Session : 19/05/26 - Posters

Cervical Cancer Prevention and Screening in fragile and conflict-affected countries in the Middle East

FADHIL I. 1, MARIAM E. 1, MARIAM Z. 1, BELINDA N. 1, MARZIEH E. 1

1 EM-NCDA, Cairo, Egypt

Cervical Cancer Prevention and Screening in fragile and conflict-affected countries in the Middle East
 
Background
Cervical cancer is one of the most preventable malignancies affecting women; however, it continues to cause substantial morbidity and mortality globally. The burden is disproportionately high in fragile and conflict-affected countries of the Middle East, where armed conflict, protracted displacement, and environmental stressors have weakened health systems and disrupted essential prevention and care services. In these settings, HPV vaccination, organized screening, and timely diagnosis and treatment are often fragmented or inaccessible, limiting progress toward the World Health Organization (WHO) cervical cancer elimination targets of 90% HPV vaccination, 70% screening coverage, and 90% access to treatment.
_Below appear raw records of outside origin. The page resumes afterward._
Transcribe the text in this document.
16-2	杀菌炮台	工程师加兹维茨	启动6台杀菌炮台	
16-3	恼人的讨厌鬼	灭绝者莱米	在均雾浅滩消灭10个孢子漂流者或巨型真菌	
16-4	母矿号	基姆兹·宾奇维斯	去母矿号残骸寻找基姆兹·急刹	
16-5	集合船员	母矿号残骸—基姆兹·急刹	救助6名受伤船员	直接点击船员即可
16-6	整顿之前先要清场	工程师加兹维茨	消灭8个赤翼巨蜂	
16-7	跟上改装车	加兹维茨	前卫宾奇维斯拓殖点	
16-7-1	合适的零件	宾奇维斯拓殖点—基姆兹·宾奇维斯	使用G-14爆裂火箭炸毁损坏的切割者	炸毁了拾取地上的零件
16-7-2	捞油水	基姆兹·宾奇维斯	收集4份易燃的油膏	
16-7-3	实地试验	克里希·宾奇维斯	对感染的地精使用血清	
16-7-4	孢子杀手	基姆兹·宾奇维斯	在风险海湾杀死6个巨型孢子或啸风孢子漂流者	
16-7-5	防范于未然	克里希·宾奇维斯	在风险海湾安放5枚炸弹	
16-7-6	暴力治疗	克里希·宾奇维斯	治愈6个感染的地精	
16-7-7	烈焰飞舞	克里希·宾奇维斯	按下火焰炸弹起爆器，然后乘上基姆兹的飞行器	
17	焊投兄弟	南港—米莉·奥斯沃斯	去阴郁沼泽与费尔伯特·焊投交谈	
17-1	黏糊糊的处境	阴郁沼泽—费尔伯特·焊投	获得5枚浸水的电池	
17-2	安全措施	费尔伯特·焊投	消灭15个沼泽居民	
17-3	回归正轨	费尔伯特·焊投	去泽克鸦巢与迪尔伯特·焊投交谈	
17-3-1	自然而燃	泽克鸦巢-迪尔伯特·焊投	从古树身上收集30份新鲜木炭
These challenges are further compounded by adverse living conditions, including water scarcity, air pollution, overcrowding, unsafe housing, and climate-related displacement, which increase women’s vulnerability to HPV infection, delay early detection, and worsen outcomes.
Objectives
This scoping review aims to synthesize peer-reviewed and grey literature on cervical cancer prevention and screening strategies implemented in fragile and conflict-affected countries of the Middle East. The review seeks to identify delivery models, health-system adaptations, barriers, and enabling factors influencing access to HPV vaccination, screening, and referral to care in humanitarian and crisis settings.
Methods
A comprehensive scoping review will be conducted using searches of PubMed, Scopus, and the Cochrane Library, complemented by relevant grey literature sources, covering a five-year period up to December 2025. Eligible sources will include studies, program evaluations, and reports describing HPV vaccination delivery; screening approaches such as HPV self-sampling and point-of-care testing; community-based outreach; mobile or decentralized service delivery models; and digital tools supporting follow-up and referral in low-resource and displacement contexts. Data on conflict-related disruptions—including damaged health infrastructure, population displacement, workforce shortages, and service interruptions—will be systematically extracted and analyzed.
Results
Findings will be mapped across three analytical domains: (1) adaptive models for cervical cancer prevention and screening in conflict-affected settings, (2) conflict-related disruptions and access barriers affecting service delivery and uptake, and (3) policy, governance, and system-level enablers relevant to advancing the WHO 90–70–90 elimination framework in fragile contexts.
Conclusions/Implications
This review will generate actionable, context-specific evidence to inform equitable and resilient cervical cancer prevention and screening strategies in crisis-affected Middle Eastern countries. The findings aim to support policymakers, implementers, and partners in adapting elimination efforts to fragile settings and accelerating progress toward cervical cancer elimination, even in the face of conflict and humanitarian instability.